Inguinoscrotal hernia (ISH) represents an advanced form of inguinal hernia, with greater technical complexity and higher risk of complications. Despite its significant prevalence, its management remains heterogeneous in Spain. This study evaluates clinical practice and adherence to the recommendations of the European Hernia Society (EHS).

Methods

A cross-sectional observational study was conducted through an online survey distributed among members of the Spanish Association of Surgery (AEC). Demographic variables and specific data on the diagnostic and therapeutic management of ISH were collected. Subgroup analyses were performed based on age and specialization in abdominal wall surgery.

Results

Out of 3014 surveys distributed, 392 complete responses were obtained (13%). While 60.2% had an Abdominal Wall Unit, only 11.7% centralized all inguinal hernia cases. Open surgery remains the most frequent approach (96.4%). In ISH cases, the use of minimally invasive surgery (MIS) is lower (38.6%), with TAPP being the predominant technique. Surgeons specialized in abdominal wall procedures used more posterior and endoscopic techniques.

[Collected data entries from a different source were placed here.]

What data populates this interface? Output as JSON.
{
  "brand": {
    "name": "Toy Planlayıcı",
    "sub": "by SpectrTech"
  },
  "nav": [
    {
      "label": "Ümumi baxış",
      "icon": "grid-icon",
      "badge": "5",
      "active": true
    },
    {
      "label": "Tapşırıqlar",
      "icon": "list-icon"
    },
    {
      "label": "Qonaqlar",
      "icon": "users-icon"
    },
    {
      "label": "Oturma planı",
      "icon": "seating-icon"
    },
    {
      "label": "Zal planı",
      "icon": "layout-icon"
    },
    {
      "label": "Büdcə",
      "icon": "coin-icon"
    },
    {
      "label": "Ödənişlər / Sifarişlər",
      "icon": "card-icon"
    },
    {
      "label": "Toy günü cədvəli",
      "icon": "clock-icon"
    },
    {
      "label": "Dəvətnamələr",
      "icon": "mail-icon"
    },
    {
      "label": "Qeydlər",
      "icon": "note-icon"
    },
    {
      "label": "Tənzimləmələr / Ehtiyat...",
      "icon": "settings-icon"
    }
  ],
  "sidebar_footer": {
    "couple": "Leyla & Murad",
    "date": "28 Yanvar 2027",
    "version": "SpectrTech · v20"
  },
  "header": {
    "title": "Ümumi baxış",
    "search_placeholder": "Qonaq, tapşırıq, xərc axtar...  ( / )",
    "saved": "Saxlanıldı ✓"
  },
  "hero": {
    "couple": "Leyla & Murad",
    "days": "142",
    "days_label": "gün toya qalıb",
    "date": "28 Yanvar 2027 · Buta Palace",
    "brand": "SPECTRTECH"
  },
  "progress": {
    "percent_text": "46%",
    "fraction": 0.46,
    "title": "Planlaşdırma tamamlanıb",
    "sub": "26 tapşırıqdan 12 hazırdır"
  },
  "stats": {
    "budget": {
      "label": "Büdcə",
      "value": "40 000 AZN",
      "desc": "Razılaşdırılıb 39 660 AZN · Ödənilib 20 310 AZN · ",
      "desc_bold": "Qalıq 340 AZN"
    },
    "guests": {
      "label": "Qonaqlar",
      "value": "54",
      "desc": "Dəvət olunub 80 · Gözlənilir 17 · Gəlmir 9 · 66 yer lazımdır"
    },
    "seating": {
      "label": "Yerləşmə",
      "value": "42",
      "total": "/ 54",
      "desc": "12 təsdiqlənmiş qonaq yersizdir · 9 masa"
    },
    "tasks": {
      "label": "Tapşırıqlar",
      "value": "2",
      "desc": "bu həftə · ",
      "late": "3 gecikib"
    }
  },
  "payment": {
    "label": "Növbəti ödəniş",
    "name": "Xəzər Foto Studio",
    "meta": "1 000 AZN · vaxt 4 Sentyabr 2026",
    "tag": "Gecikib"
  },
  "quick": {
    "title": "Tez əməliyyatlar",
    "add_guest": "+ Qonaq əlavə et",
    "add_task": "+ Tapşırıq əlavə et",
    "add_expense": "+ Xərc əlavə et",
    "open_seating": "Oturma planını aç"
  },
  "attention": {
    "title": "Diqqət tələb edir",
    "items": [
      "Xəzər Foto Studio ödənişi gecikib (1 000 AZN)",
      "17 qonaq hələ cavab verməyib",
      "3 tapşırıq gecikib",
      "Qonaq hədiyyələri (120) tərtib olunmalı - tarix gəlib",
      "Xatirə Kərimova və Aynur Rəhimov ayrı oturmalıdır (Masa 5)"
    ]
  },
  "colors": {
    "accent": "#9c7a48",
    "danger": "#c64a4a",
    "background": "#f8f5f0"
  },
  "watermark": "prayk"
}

Adherence to EHS guidelines was partial (58.8%).

Conclusions

The treatment of ISH in Spain lacks proper centralization in specialized units, which limits the adoption of advanced techniques and adherence to international guidelines. Promoting specific training, European certification, and the creation of specialized units could improve clinical outcomes and the quality of life for these patients.
腹股沟阴囊疝(ISH)是一种高级形式的腹股沟疝,具有更大的技术复杂性和更高的并发症风险。尽管其显著流行,其管理仍然是异质在西班牙。本研究评估临床实践和遵守欧洲疝学会(EHS)的建议。方法通过在线调查在西班牙外科协会(AEC)成员中进行横断面观察性研究。收集了ISH诊断和治疗管理的人口学变量和具体数据。根据年龄和腹壁手术专业进行亚组分析。结果共发放问卷3014份,获得完整回复392份(13%)。60.2%的腹股沟疝有腹壁装置,只有11.7%的腹股沟疝集中在所有病例中。开放手术仍然是最常见的方法(96.4%)。在ISH病例中,微创手术(MIS)的使用率较低(38.6%),TAPP是主要技术。专门从事腹壁手术的外科医生更多地使用后路和内窥镜技术。对EHS指南的遵守是部分的(58.8%)。结论西班牙ISH的治疗缺乏适当的专科集中,限制了先进技术的采用和对国际指南的遵守。促进专门培训、欧洲认证和创建专门单位可以改善这些患者的临床结果和生活质量。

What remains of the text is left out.